Return to Yesteryear’s Salons

From The Philadelphia Inquirer

February 15, 2000

By Daniel Webster

FOR THE INQUIRER

Seeking outlets for his interest in chamber music, new Philadelphia Orchestra concertmaster David Kim played Sunday with the Concordia Chamber Players in New Hope’s high school in a program devoted to a Valentine’s Day theme.

The ensemble, formerly the New Hope Chamber Players, is guided by cellist Michelle Djokic, who designed Sunday’s program in the style of a 19th-century salon concert, mixing songs and chamber music. Kim, Djokic and pianist Gail Niwa, playing the Trio No. 1 in D minor by Anton Arensky, summed up a program of songs and a cantata by Handel that featured baritone Richard Lalli.

Lalli is an engaging singer whose clear diction and fine sense of intonation guaranteed strong communication between stage and audience. Although the Handel cantata Dalla Guerra Amorosa was the big piece, it was Lalli’s ability to shape each of his six songs about love into taut theatrical scenes that made the group engaging. He began with Mahler and ended with Cole Porter, finding in each some distinctive note, some twist of text to give his performance thrust.

In Rachmaninoff’s “In the Silent Night,” he matched vocal color and lyricism with the intense poetry. In Falla’s “Jota,” he found the color of Spanish romantic declamation.

The Arensky Trio gave the audience a rare insight into the complexity of performance. After the first movement’s close, Kim started the delicate, flicking line of the scherzo. His partners hadn’t started with him, and he stopped, hissing, “Are we all ready?”

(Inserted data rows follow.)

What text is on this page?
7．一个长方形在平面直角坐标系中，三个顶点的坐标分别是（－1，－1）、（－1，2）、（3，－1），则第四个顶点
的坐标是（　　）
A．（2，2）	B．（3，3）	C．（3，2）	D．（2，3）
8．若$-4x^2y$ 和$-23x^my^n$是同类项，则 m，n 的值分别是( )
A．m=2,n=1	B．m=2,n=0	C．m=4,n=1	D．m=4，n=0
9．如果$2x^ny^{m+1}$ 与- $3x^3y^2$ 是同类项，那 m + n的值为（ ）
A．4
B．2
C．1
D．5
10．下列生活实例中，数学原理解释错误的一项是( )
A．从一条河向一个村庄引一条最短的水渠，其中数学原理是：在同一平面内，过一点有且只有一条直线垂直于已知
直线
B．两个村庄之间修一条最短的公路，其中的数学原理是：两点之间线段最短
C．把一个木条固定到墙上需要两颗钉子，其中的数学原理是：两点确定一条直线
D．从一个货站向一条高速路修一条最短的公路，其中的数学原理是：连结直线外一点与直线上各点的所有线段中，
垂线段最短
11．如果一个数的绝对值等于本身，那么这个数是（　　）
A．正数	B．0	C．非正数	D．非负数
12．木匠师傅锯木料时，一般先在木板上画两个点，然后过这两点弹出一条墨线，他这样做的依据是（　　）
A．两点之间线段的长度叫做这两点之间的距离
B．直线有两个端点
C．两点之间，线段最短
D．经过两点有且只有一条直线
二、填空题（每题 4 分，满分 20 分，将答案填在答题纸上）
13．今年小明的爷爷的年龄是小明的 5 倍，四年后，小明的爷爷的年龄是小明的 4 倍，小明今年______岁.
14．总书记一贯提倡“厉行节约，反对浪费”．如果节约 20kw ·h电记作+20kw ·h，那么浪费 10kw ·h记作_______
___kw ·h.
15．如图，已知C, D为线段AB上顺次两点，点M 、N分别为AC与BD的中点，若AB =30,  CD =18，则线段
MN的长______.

They were, and the work continued with its seams as tight as they had been in the first movement. The piece is full of late romantic lyricism, and Kim played the broad lines with authority and eloquence. The opening melody showed him in command of a dark, inflected sound that set the mood solidly.

Niwa, who is sometimes Kim’s partner at the Kingston, R.I., Chamber Music Festival, proved a flexible player capable of strong leadership and careful ensemble. Djokic fit her playing deftly into the broad plan of the work.